Sometimes the business of managing your various accounts can grow tedious, not to mention time-consuming. Keeping track of multiple statements, online and off, from numerous institutions can feel burdensome. Moreover, you might sour on the investment choices of your original IRA trustee and want to switch to a new institution. Transferring an IRA from one bank to another may be done via a direct, or trustee-to-trustee, transfer. Alternatively, your bank can write you a check, and you can convey the check to the new institution yourself.
Direct or Trustee-to-TrusteeStep 1
PIck up or download the paperwork for opening an IRA from the new bank. The application requires your basic identifying and contact information, including your birth date and Social Security number. The form might also request your investment choices and initial contribution amount. You will need to designate one or more beneficiaries to receive the account assets after your death. Sign the forms and turn them in to the new bank.
Instruct the original trustee to make a direct transfer of your IRA assets to the account at the new bank. To transfer your assets as is, without their being liquidated, request an in-kind transfer. Otherwise, the original trustee will have to liquidate the funds before making the transfer. Fill out any forms required for the liquidation and close the account.
Check in with the new bank after five business days to confirm the transfer. If it has not been completed, contact the original trustee to find the source of the problem.
By CheckStep 1
Get the IRA opening forms from the new bank. Provide your name, address, phone number, as well as your birth date and Social Security number. Designate one or more beneficiaries, sign the paperwork and convey it to the new bank.
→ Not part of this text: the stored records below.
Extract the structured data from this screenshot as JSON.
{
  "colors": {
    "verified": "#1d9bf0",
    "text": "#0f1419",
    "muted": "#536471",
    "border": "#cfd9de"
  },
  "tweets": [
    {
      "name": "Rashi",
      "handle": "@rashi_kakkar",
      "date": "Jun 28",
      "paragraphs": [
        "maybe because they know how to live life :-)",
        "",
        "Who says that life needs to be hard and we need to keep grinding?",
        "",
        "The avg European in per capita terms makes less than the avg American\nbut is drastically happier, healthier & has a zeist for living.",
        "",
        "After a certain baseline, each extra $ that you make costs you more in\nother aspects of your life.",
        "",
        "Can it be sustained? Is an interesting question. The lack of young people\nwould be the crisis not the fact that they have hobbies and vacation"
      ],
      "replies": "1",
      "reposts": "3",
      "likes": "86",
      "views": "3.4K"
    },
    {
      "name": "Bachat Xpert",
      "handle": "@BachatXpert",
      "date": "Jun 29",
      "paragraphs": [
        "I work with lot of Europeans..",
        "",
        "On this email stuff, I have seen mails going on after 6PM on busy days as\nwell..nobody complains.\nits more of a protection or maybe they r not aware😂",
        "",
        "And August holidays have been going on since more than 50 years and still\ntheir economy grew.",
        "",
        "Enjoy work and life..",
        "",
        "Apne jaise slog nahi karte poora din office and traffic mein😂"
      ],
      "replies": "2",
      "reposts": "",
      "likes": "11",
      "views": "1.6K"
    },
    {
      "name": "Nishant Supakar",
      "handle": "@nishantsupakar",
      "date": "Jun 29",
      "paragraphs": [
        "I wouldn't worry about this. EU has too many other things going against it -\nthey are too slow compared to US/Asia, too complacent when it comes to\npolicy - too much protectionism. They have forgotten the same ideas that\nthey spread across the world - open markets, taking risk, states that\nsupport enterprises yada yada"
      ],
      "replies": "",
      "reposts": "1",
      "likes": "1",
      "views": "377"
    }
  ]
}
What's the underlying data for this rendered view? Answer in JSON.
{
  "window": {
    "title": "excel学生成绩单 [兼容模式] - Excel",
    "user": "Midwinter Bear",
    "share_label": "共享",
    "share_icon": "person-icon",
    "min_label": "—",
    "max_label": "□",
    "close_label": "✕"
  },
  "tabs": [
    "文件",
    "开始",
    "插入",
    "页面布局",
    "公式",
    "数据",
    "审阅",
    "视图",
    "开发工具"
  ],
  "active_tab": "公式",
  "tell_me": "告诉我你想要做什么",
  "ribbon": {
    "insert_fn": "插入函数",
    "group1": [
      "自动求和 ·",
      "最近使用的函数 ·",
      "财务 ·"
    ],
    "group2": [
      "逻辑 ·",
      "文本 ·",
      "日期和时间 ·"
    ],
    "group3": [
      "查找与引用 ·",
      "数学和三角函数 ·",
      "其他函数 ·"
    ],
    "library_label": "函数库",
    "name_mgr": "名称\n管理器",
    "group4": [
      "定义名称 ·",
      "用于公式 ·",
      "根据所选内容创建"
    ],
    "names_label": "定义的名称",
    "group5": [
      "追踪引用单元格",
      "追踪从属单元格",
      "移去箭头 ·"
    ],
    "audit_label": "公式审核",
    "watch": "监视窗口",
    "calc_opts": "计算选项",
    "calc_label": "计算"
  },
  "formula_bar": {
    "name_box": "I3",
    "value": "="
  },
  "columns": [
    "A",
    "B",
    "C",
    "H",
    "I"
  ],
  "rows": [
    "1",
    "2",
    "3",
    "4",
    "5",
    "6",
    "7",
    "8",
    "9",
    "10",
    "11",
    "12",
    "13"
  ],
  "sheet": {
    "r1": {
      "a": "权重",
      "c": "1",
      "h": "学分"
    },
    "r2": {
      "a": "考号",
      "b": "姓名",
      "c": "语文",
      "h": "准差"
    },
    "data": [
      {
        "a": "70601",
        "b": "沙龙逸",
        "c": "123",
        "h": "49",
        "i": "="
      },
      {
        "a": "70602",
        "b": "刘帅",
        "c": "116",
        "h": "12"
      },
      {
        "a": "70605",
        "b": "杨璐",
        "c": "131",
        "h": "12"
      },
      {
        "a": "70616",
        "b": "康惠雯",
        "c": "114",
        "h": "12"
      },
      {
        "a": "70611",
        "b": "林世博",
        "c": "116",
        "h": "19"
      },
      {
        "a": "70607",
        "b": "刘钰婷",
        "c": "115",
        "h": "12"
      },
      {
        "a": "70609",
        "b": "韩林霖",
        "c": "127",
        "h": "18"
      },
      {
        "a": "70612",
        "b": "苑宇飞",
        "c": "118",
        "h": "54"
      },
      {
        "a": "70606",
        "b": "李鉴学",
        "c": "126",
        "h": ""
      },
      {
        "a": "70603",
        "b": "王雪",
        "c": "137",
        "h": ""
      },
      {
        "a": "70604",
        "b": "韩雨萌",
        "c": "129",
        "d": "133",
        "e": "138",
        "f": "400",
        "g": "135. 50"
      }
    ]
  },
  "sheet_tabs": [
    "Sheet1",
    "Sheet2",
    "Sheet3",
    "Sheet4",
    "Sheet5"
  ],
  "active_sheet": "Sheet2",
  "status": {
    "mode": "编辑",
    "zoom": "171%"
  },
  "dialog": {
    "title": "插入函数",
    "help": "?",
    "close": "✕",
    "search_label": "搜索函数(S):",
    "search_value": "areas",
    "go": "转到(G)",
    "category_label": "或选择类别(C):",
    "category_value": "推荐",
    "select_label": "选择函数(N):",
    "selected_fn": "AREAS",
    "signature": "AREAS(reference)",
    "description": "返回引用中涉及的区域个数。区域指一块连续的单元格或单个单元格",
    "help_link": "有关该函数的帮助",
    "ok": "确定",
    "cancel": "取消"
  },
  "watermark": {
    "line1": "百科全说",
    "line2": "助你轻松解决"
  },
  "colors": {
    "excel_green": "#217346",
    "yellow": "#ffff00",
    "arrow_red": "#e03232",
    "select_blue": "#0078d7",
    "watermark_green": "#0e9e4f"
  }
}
Tell the original trustee that you want to transfer the IRA. Complete IRA closing forms the trustee provides and pay the closing fee, if required.
Ask the trustee to write you a check for the liquidated funds.
Deliver the check to the new bank by hand, by courier or by mail within 60 days of receiving it. Certified mail, with a return receipt, is the most secure postal route.
- If you do not transfer the check to the new bank by the 60-day deadline, the IRS considers the withdrawal of funds a distribution. You will be liable for any taxes and penalties that apply.